Sulla tolleranza repressiva

Nel 1965, Herbert Marcuse pubblicava un saggio intitolato "La tolleranza repressiva", parte del libro "Critica della tolleranza". Un testo ormai quasi dimenticato, ma che offre spunti di riflessione sorprendentemente attuali, soprattutto in un'epoca in cui il dibattito si basa sul politicamente corretto.

Il filosofo criticava la tolleranza come strumento del sistema per mascherare la repressione. La società dei consumi, secondo l'autore, tende a normalizzare le differenze, appiattendole in un conformismo che non permette il dissenso. La tolleranza, in questo contesto, diventa un modo per silenziare le voci critiche e perpetuare lo status quo.

Marcuse non si limita a criticare la tolleranza tout court.
Egli distingue tra una tolleranza sana, che permette il confronto di idee diverse, e una tolleranza repressiva, che serve a soffocare il dissenso. Per il filosofo, la vera libertà non può esistere in un clima di conformismo assoluto. Al contrario, è necessario che ci sia spazio per il confronto e la critica, anche di idee radicali o impopolari.

Le riflessioni di Marcuse assumono un'importanza ancora maggiore nell'odierna società dell'informazione,
dove la disinformazione e i populismi dilagano. La tolleranza repressiva può essere utilizzata per legittimare fake news e discorsi d'odio, presentandoli come semplici opinioni alternative. Per contrastare questo fenomeno, è necessario distinguere tra tolleranza sana e tolleranza repressiva. Non tutto ciò che è diverso o impopolare deve essere automaticamente tollerato. Alcune idee, come quelle razziste o discriminatorie, non meritano di essere incluse nel dibattito pubblico.

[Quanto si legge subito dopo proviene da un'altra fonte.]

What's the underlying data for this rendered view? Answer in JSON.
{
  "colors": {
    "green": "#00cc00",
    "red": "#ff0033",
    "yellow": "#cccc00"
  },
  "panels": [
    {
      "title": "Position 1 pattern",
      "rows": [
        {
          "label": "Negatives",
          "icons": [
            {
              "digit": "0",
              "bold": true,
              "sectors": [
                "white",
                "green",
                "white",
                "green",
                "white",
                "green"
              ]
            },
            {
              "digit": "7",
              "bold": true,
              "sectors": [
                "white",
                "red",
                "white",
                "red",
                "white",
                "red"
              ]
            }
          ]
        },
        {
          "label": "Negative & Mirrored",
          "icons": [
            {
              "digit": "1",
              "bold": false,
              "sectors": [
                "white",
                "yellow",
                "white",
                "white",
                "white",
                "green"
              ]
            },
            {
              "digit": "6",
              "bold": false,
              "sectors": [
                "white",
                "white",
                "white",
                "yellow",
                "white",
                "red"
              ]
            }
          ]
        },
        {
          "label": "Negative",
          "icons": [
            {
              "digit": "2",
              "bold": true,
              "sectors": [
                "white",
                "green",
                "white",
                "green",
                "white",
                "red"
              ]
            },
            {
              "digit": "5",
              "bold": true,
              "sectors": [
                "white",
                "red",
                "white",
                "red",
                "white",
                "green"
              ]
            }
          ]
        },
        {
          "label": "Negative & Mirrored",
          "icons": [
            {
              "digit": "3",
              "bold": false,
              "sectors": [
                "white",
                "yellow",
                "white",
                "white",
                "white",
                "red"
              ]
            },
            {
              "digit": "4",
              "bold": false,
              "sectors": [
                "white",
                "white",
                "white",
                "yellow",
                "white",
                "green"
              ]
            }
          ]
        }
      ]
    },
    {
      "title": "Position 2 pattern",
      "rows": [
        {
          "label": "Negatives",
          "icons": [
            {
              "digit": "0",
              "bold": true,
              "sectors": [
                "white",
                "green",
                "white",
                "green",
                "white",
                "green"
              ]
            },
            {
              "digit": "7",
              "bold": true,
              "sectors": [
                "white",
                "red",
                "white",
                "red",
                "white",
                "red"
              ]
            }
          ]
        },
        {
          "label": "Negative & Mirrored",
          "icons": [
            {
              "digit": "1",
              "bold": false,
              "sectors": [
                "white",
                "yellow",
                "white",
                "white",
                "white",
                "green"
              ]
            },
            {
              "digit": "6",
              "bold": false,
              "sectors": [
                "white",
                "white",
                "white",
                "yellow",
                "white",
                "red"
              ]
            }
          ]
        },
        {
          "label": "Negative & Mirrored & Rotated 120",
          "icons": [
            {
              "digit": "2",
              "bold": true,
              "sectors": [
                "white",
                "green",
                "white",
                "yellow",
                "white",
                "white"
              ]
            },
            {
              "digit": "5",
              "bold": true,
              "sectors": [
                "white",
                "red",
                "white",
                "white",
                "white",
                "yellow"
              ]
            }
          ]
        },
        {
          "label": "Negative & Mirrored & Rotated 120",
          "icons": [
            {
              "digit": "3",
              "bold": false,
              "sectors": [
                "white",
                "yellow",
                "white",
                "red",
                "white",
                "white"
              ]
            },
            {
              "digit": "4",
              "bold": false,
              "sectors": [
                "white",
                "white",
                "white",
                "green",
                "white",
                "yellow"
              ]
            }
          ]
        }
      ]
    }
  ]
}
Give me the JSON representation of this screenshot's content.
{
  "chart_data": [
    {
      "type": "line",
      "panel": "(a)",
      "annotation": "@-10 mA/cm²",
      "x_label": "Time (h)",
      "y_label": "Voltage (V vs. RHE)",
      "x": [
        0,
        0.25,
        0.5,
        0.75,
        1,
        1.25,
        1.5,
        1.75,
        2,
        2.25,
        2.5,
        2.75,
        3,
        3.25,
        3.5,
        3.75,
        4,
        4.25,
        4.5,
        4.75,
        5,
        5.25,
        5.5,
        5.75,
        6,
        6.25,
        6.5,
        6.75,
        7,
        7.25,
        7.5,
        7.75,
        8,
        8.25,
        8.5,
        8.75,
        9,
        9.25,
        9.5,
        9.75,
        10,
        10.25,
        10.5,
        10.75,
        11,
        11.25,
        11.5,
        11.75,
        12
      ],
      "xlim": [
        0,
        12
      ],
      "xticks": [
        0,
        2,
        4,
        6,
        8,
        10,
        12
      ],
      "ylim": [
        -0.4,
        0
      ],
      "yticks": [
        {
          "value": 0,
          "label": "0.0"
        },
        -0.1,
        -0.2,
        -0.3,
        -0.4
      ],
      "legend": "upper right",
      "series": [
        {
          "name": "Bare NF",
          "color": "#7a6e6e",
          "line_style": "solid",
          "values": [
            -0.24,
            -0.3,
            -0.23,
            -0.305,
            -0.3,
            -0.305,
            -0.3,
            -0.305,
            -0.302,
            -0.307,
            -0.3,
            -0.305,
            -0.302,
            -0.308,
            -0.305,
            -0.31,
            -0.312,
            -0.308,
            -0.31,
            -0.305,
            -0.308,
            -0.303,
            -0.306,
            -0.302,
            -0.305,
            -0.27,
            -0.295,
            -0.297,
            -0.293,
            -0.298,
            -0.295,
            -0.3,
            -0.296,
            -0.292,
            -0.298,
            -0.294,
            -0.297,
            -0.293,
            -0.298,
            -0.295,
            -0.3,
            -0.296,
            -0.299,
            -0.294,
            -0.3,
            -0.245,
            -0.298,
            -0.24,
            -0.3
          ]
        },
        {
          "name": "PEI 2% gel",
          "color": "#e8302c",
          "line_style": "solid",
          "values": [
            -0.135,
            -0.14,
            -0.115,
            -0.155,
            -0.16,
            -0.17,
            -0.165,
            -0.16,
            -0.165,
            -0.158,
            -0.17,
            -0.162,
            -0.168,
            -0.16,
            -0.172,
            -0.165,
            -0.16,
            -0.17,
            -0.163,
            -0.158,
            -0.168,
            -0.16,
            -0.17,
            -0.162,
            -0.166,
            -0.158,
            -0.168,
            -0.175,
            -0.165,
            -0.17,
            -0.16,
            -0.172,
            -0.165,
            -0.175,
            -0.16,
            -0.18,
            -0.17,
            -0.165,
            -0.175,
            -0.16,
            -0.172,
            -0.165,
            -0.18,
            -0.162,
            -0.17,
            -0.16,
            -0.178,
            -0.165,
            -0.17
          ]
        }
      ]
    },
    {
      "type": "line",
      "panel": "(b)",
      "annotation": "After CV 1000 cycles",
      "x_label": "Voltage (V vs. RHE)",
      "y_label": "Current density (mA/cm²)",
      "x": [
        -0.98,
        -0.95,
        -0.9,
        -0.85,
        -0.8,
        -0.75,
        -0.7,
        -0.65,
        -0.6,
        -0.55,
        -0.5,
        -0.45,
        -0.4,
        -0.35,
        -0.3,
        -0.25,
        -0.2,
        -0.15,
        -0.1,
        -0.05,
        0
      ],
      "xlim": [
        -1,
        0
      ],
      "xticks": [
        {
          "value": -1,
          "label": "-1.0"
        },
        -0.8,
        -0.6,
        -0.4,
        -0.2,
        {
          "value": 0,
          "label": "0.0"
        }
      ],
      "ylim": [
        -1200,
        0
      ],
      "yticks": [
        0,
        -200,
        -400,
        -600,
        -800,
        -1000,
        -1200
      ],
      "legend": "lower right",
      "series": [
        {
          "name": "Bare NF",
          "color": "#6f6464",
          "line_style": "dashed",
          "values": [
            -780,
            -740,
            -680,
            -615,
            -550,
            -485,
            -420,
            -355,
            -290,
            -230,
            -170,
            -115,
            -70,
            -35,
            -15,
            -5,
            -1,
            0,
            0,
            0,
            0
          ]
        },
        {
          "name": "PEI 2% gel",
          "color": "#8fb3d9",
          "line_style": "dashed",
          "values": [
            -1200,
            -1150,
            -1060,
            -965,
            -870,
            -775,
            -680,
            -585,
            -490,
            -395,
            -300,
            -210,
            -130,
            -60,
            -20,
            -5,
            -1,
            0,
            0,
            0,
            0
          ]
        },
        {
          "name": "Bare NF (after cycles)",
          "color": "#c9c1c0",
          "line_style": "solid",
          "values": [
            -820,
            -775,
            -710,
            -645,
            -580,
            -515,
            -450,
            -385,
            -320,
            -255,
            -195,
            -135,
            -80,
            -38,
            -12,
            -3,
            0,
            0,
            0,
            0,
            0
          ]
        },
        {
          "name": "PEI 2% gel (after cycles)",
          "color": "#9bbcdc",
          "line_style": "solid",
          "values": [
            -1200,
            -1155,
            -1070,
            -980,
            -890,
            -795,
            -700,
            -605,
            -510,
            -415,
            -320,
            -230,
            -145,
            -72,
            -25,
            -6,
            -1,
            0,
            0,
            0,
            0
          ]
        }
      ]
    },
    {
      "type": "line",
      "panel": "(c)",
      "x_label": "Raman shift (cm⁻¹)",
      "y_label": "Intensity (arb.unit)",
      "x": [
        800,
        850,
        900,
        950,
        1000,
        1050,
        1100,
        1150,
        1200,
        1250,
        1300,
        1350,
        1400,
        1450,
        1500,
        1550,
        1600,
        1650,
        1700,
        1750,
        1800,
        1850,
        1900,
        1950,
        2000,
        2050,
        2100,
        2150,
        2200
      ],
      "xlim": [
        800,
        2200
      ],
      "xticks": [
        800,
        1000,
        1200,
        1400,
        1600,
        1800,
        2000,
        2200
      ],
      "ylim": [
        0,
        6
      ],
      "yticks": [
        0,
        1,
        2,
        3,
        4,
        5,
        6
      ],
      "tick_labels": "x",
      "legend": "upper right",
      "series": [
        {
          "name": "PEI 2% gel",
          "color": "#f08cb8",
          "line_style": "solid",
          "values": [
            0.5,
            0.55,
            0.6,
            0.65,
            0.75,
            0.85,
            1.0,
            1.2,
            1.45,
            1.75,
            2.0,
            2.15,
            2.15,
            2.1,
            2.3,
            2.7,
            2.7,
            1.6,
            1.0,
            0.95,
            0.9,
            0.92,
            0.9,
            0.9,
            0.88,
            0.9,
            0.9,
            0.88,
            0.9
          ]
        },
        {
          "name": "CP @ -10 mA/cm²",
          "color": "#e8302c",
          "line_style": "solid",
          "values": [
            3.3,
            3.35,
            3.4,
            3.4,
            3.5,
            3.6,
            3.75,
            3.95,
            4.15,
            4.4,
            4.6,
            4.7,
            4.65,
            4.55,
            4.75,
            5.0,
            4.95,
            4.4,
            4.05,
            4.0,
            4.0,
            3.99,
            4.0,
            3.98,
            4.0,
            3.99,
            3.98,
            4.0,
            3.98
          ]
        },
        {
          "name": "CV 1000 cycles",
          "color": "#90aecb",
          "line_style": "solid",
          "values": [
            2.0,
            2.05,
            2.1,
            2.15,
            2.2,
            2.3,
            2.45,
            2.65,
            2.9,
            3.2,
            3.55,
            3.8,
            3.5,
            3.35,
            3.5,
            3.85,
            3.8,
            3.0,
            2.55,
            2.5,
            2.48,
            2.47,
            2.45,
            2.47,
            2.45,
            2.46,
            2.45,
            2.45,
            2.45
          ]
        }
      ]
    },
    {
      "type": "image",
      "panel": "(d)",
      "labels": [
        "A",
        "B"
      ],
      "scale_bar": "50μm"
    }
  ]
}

La difesa della libertà non è mai facile.
Richiede vigilanza e discernimento per distinguere tra le diverse forme di tolleranza e per contrastare la tolleranza repressiva che cerca di soffocare il dissenso. Il pensiero di Marcuse ci offre una lente preziosa per affrontare queste sfide e per costruire una società più giusta e libera.